Lors des contrôles que je faisais chez mon médecin de famille, celui-ci me rassurait en m’expliquant que la guérison prenait du temps. Il m’a finalement orienté vers la consultation post-Covid-19 de l’hôpital universitaire de Zurich (USZ)[2] pour un suivi plus approfondi de la maladie.

Comment les effets à long terme se manifestent-ils maintenant ?
Vers la mi-juillet, la toux avait finalement disparu et mes poumons n’avaient heureusement subi aucun dommage à long terme. La sensation de température alternante et les sueurs avaient aussi diminué.
Le principal symptôme dont je souffre encore aujourd’hui est l’épuisement, appelé aussi syndrome de fatigue chronique. Tout me coûte énormément d’énergie, qu’il s’agisse de réfléchir, de faire des courses ou d’interagir avec les gens. Avant, je ne savais pas que bavarder pouvait être aussi épuisant. Le matin, j’ai un petit moment où j’ai de l’énergie pour les tâches quotidiennes. À midi, je dois dormir pour avoir la force de faire encore quelque chose l’après-midi. À la fin de la journée, je suis complètement crevée. Malgré cela, le soir, je suis très agitée intérieurement, de sorte que j’ai du mal à m’endormir malgré la fatigue. C’est une sensation comme si j’étais en hypoglycémie. Et l’épuisement entraîne des douleurs dans tout le corps, ou du moins je les ressens beaucoup plus fortement.

Quand est-ce que vous avez réalisé que les effets de la maladie ne disparaissaient pas ?
J’attends une amélioration, qui tarde à venir. Lorsque on m’a orientée vers la consultation de l’USZ et que j’y ai reçu des conseils, il est devenu clair qu’il me faudra encore beaucoup de patience. Jusqu’à présent, l’expérience des médecins montre que le processus de guérison peut prendre des mois. Mais je reste persuadée que les choses vont s’arranger. J’ai confiance que je vais me remettre, cela prendra juste encore un peu de temps.

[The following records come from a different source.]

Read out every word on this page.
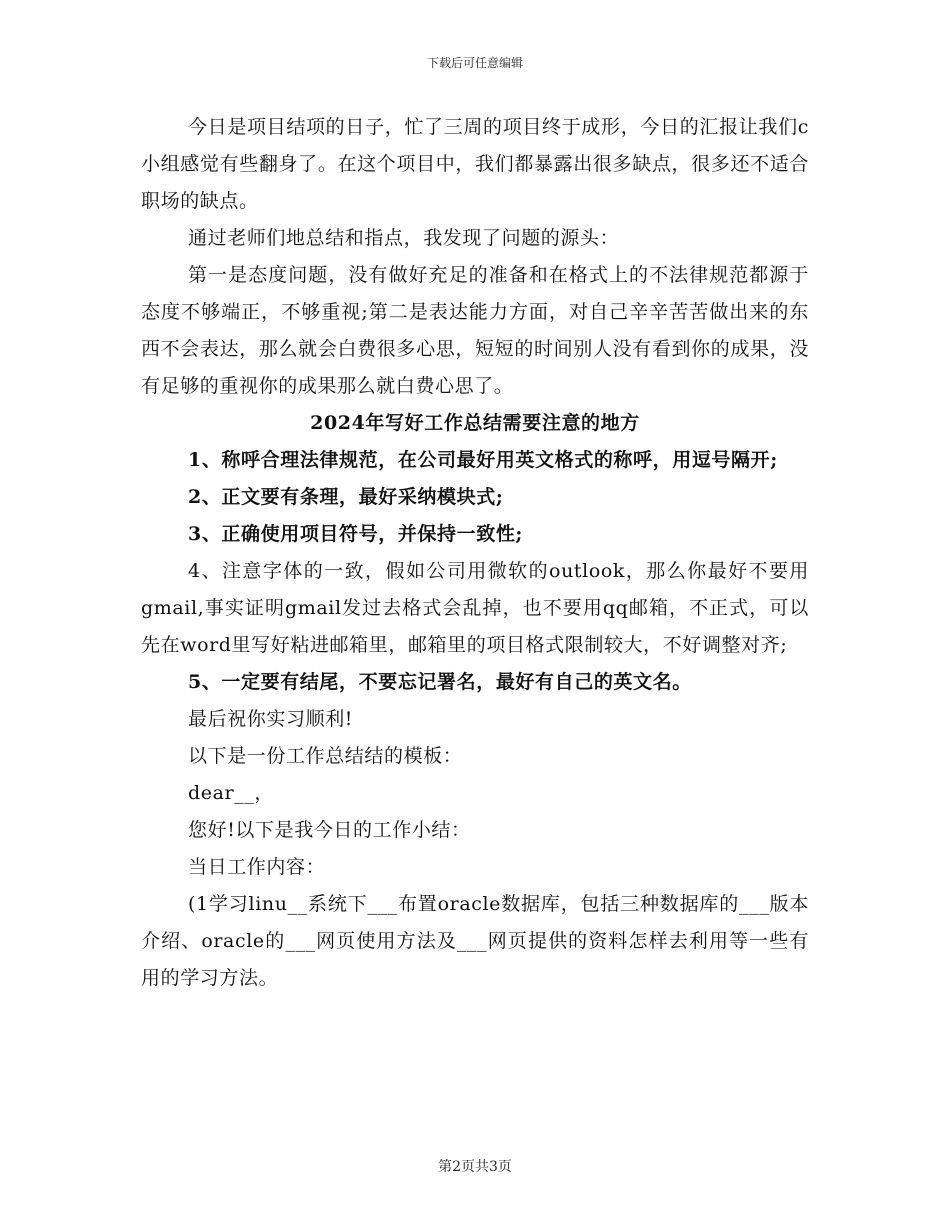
下载后可任意编辑

今日是项目结项的日子，忙了三周的项目终于成形，今日的汇报让我们c小组感觉有些翻身了。在这个项目中，我们都暴露出很多缺点，很多还不适合职场的缺点。

通过老师们地总结和指点，我发现了问题的源头：

第一是态度问题，没有做好充足的准备和在格式上的不法律规范都源于态度不够端正，不够重视;第二是表达能力方面，对自己辛辛苦苦做出来的东西不会表达，那么就会白费很多心思，短短的时间别人没有看到你的成果，没有足够的重视你的成果那么就白费心思了。

2024年写好工作总结需要注意的地方

1、称呼合理法律规范，在公司最好用英文格式的称呼，用逗号隔开;

2、正文要有条理，最好采纳模块式;

3、正确使用项目符号，并保持一致性;

4、注意字体的一致，假如公司用微软的outlook，那么你最好不要用gmail,事实证明gmail发过去格式会乱掉，也不要用qq邮箱，不正式，可以先在word里写好粘进邮箱里，邮箱里的项目格式限制较大，不好调整对齐;

5、一定要有结尾，不要忘记署名，最好有自己的英文名。

最后祝你实习顺利!

以下是一份工作总结结的模板：

dear__，

您好!以下是我今日的工作小结：

当日工作内容：

(1学习linu__系统下___布置oracle数据库，包括三种数据库的___版本介绍、oracle的___网页使用方法及___网页提供的资料怎样去利用等一些有用的学习方法。

第2页共3页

Comment les troubles sont-ils traités, quelles sont les thérapies auxquelles vous avez recours ?
On m’a d’abord orientée vers la physiothérapie. Là, j’ai été surprise de voir à quel point les professionnel-le-s étaient peu informé-e-s sur le syndrome de fatigue chronique. Mais l’exercice physique me fait du bien, c’est pourquoi je vais désormais deux fois par semaine à la thérapie d’entraînement médicale. Nous y travaillons au maintien de la condition physique. De façon générale, j’essaie de rester active malgré l’épuisement.
Je prends des vitamines et d’autres compléments alimentaires. Ceux-ci me sont prescrits individuellement par une doctoresse en médecine intégrale, en fonction des résultats des analyses médicales. De plus, je consulte une fois par semaine une thérapeute de Shiatsu et j’en profite beaucoup.

Comment le Shiatsu contribue-t-il à soulager vos troubles ?
Ce que j’apprécie beaucoup dans la thérapie de Shiatsu, c’est l’accompagnement. L’attitude ouverte, empreinte de patience et sans exigence, avec laquelle ma thérapeute me rencontre et aborde ma maladie, me fait du bien. Cela me donne le sentiment d’être acceptée. Elle ne pousse pas à une évolution ou à une amélioration, mais m’accompagne sur ce chemin. Faire quelque chose sans rien attendre est un grand art.
Au niveau physique, le toucher doux me fait du bien. Déjà le simple fait de m’allonger sur le futon me détend. Pendant le traitement, ce sont les mouvements − les étirements, les rotations, les pressions prudentes − qui me permettent de mieux ressentir mon corps. La façon dont le Shiatsu agit sur moi me donne l’impression d’être plus vivante. Lorsque la thérapeute travaille sur ma cage thoracique, je ressens une sensation d’espace, d’ouverture.
Et enfin, c’est aussi l’entretien au cours duquel la thérapeute me reflète mes progrès. Cela m’aide beaucoup, car parfois on a de la peine à s’en rendre compte soi-même.

Recommandez-vous le Shiatsu à d’autres personnes atteintes de Covid long ?
Je pense qu’il faut essayer de trouver par soi-même ce qui peut nous soulager. Un traitement qui aide à mieux accepter la situation est déjà un grand pas en avant. J’ai déjà pu constater par le passé que les thérapies qui impliquent l’ensemble du corps me font du bien.
Les aspects psychiques sont aussi importants dans le processus de guérison. Pour certaines personnes, l’accès par le corps est peut-être plus facile qu’un entretien chez un psychiatre. Dans ce cas, le Shiatsu peut être une alternative.
Les thérapies sont aussi un signal vers l’extérieur. Du fait de leur capacité de travail réduite, les personnes concernées doivent entrer en contact avec les employeurs, les médecins-conseils et les services spécialisés des assurances. Dans ce contexte, il est important de montrer que l’on s’efforce activement de retrouver la santé.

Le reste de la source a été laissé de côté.